AV: Cierto, creo haber sido en Latinoamérica el pionero de muchas búsquedas y hallazgos dentro de los infinitos universos de mis antepasados Incas. La recuperación del tocapu (palabra quechua que significa geometría), que utilizaban en la decoración de sus tejidos, y que fue fundamento de su sistema y de sus composiciones abstractas, ha estado latente a lo largo de mi obra, quizá desde los inicios mismos hasta las más recientes creaciones. Han existido sin embargo búsquedas similares como la del mexicano Rufino Tamayo, quien decidió también remontarse a sus raíces, sin perder el horizonte del arte llamado Occidental. El caso de Lam es distinto pues él buscó en el arte africano, y en cuanto a Szyszlo –de ascendencia polaca– se le critica mucho en el Perú, por bautizar en quechua sus abstractos; actitud que para algunos denota una impostación en su universo creativo. Aunque es un pintor muy culto –lo cual es extraño y admirable– existe algo marcadamente intelectual en la búsqueda de sus raíces Incas. Yo, en cambio, llevo eso muy adentro, en mi origen, nací en Pomabamba y además soy quechu-hablante. Por otra parte confieso que hay grandes artistas universales orientadores de mi obra, como el suizo Paul Klee, por ejemplo.
CP: Durante las últimas décadas el abstracto ha caído en la simple ornamentación y las instalaciones y manifestaciones conceptuales son ejercicios vanos, predecibles y fugaces, ¿cómo puede el arte recobrar su capacidad de asombro?
AV: Se ha llegado a un facilismo peligroso. No dudo que las innovaciones fundamentan nuevas percepciones, pero siempre hay que tener un profundo conocimiento de toda la historia de la pintura, del complejo universo por el que han transitado a lo largo de los siglos los verdaderos artistas. Ya va siendo tiempo de otro Renacimiento.
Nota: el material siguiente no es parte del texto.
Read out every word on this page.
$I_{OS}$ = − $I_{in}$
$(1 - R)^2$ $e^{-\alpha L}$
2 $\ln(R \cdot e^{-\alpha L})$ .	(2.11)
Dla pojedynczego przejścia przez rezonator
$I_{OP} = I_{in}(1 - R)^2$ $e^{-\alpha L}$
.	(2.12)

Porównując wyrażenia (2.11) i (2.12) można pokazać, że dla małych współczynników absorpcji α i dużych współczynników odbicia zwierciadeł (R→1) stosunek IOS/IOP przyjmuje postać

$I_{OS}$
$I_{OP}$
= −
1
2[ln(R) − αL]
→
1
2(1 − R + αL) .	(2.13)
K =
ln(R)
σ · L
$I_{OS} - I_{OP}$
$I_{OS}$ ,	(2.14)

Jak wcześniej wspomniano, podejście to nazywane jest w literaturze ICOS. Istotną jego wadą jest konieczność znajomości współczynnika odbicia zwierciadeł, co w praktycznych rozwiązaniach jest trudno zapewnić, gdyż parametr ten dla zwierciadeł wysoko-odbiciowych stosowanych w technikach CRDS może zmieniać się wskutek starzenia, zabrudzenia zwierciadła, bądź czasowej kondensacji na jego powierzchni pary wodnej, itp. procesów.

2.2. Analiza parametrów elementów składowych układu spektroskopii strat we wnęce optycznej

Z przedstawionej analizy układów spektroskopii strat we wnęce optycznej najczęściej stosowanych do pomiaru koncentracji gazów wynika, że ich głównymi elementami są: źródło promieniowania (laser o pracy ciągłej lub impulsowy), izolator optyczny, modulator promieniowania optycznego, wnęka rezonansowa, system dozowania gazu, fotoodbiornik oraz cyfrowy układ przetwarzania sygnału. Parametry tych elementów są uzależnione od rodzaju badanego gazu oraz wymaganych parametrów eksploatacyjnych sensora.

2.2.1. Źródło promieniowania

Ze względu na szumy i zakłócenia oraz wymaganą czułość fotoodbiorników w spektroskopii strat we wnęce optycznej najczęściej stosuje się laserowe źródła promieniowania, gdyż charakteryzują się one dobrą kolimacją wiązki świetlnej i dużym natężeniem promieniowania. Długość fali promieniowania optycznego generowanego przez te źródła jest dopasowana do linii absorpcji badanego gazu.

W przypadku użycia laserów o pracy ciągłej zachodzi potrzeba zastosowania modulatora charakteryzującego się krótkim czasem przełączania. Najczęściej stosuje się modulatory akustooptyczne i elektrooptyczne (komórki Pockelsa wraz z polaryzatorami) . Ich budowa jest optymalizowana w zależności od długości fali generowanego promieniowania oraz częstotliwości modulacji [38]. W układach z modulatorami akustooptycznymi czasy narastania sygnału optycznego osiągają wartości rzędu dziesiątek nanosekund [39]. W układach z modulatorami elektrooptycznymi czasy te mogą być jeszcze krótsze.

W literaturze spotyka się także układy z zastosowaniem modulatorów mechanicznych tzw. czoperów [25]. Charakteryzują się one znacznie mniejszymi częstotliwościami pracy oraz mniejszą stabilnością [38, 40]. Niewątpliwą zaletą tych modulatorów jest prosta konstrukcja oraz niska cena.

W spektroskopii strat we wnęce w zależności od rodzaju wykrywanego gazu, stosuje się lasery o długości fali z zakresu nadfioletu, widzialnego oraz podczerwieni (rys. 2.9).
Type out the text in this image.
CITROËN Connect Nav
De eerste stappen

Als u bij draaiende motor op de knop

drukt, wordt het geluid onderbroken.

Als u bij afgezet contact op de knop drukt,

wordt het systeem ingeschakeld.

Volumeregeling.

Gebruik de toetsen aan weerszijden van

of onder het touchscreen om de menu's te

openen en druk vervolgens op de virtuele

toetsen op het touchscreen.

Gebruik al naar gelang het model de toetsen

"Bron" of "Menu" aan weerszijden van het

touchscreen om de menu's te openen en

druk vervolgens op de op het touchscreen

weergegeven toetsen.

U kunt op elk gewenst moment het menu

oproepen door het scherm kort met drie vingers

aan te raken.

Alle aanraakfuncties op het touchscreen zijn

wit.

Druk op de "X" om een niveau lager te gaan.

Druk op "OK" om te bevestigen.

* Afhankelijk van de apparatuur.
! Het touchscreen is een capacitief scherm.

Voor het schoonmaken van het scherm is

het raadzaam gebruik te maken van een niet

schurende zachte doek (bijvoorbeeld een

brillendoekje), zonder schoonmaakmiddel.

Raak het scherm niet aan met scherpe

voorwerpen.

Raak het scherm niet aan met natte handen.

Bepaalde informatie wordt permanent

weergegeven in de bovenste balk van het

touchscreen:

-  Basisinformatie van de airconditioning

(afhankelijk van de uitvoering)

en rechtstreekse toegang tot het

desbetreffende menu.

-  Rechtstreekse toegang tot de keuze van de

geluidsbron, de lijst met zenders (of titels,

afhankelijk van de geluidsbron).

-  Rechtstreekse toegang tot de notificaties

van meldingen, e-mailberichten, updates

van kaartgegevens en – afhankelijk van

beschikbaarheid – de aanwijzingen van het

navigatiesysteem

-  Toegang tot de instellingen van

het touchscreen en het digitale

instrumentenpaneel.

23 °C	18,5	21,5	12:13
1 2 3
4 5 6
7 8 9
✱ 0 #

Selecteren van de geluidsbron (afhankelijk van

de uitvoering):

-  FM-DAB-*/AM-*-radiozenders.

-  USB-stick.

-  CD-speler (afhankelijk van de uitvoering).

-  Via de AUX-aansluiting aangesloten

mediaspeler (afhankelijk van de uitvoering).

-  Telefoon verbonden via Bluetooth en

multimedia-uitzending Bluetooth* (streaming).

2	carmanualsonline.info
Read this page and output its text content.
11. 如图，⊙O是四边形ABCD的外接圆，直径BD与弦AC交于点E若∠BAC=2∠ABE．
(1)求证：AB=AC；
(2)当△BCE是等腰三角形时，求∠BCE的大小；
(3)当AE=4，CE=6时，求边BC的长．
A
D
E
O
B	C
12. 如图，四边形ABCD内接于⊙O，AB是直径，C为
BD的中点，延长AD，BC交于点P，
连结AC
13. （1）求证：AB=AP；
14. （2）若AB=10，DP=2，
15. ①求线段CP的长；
Villegas se levantó con agilidad. Nos invitó a su estudio con el propósito de que lo viéramos pintar. Tomó un pequeño cuadro que estaba en proceso y comenzó a explicarnos su técnica. Fue rayando la superficie pintada hasta que después de algunos minutos pudimos vislumbrar el rostro de un guerrero. Vimos la exactitud que demandaba su trabajo pictórico. Abstraído se entregó a su obra, sin reparar en nuestra presencia, seguro de su fértil soledad. Luego agregó:
AV: Como pueden apreciar yo pinto al contrario. Mis cuadros son como negativos, el proceso singular que utilizo potencia su luminosidad. En verdad es como pintar en un espejo. Aunque es muy dispendioso hacerlo, primero hago una mancha oscura y después voy levantando el color con cuchillas y espátulas. Es una operación quirúrgica, de la que depende su alto contraste. Es una técnica escultórica aplicada a la pintura, una fórmula de sustracción más que de adición, como cuando el tallador decide hallar la forma que duerme en lo profundo de la piedra o del mármol. Quizá soy íntimamente tan solo un escultor.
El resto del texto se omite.